En defensa del neoliberalismo

 

No hay que demonizar a Fidel Castro

 

Adolfo Rivero Caro

En nuestra comunidad cubanoamericana, la prolija lista de insultos contra Fidel Castro agota los diccionarios de sinónimos. No sólo es un gángster y un mal nacido, sino un hombre dedicado a la destrucción de la nación cubana, de América Latina, de Estados Unidos y, en gran medida, del mundo occidental. No hay traición, crimen ni vileza que no esté dispuesto a cometer. Es el principal obstáculo en la liberación de Cuba. Es, en definitiva, una especie de encarnación de la maldad o, si se prefiere, una personificación del Diablo. Toda la obra de su gobierno, por consiguiente, está contaminada por el mal. En mi opinión, ésta es una reacción tan humana y comprensible como equivocada y contraproducente.

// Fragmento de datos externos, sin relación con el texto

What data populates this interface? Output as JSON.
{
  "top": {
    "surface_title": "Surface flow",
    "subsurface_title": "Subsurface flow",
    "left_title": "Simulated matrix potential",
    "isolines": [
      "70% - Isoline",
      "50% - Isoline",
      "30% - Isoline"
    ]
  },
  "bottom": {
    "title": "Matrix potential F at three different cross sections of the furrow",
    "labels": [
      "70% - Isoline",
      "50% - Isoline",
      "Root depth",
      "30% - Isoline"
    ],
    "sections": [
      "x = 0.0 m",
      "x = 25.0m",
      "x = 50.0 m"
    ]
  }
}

Empecemos, como recomendaba aquel famoso filósofo, por el principio. Y el principio es que toda crítica a Fidel Castro se queda corta. Es cierto que es un hombre de antecedentes gangsteriles. Es también, que yo sepa, el único jefe de estado al que se le han abierto varias causas por asesinato, aunque no haya sido convicto por las mismas. Abrazó las ideas del marxismoleninismo porque constituían la mejor justificación para el gangsterismo estatal. Si se hizo marxistaleninista fue porque esa ideología le permitía pisotear constantemente cualquier principio moral o ético en aras, supuestamente, del triunfo de la revolución social y de un mañana luminoso e inalcanzable. Es cierto que ha mandado a fusilar, sin vacilaciones, a hombres que habían sido sus amigos de veinte años. Es inútil abundar sobre el tema, las evidencias son abrumadoras.

El problema es que todo esto es completamente secundario. El mundo está lleno de personas tan ambiciosas y sin escrúpulos como Fidel Castro. Ubicarlo personalmente en el centro de nuestra crítica es equivocado porque oculta lo verdaderamente importante: las ideas que Castro defiende y de las que se ha hecho campeón. Castro no podría convocar a miles de izquierdistas en La Habana, tras el colapso del campo socialista, ni gozar de las simpatías de Ted Turner, madame Mitterrand, Robert Redford y la mayoría de los artistas de Hollywood si no fuera por la popularidad de su virulento antiamericanismo (ver La guerra cultural en Estados Unidos en www.neolibera- lismo.com). Al demonizar personalmente a Castro, desviamos la atención de sus ideas y cooperamos involuntariamente con la persistencia de las mismas. Fue la popularidad de esas ideas lo que hizo posible su emergencia como líder político. Y su desaparición física va a significar muy poco si esas ideas van a seguir pujantes después de su muerte. De la misma forma, su perdurabilidad física significaría muy poco si sus ideas fueran desenmascaradas como lo que realmente son: concepciones anacrónicas y reaccionarias que sólo cooperan a la persistencia de nuestro subdesarrollo. Lo que ha destruido nuestro país no es la malevolencia de Fidel Castro, sino la falsedad de sus ideas.

El problema, por supuesto, es que echarle la culpa de todo a Castro es fácil, pero criticar sus ideas no lo es tanto. Son extraordinariamente populares y, en buena medida, compartidas por sus opositores. La vigencia y perdurabilidad de Castro están indisolublemente ligadas a la vigencia y perdurabilidad del antiamericanismo que, a un nivel más profundo, no es sino un anticapitalismo vergonzante. Hay que reconocer que, en el siglo XX, las ideas marxistas han sido más populares que la astrología, aunque sean menos científicas.

Castro dice que la sociedad americana es discriminadora, racista, colonialista, depredadora, guerrerista y destructora del medio ambiente. Es lo mismo que siempre han dicho los comunistas. Y lo mismo que afirman los liberales americanos. Castro dijo que el descubrimiento de América había sido una tragedia y la gran prensa liberal americana lo estaba repitiendo pocos años después. ¿Significa esto que comunistas y liberales son lo mismo? No, no lo son. Es importante comprender su afinidad, pero también su diferencia. Los liberales americanos respetan la democracia y, por consiguiente, son adversarios, no enemigos. Mientras haya democracia existe la posibilidad de hacerlos cambiar de opinión. Y ésa es una tarea ingrata y difícil, pero no imposible. Más importante que la guerra política contra Fidel Castro es la guerra cultural contra sus ideas.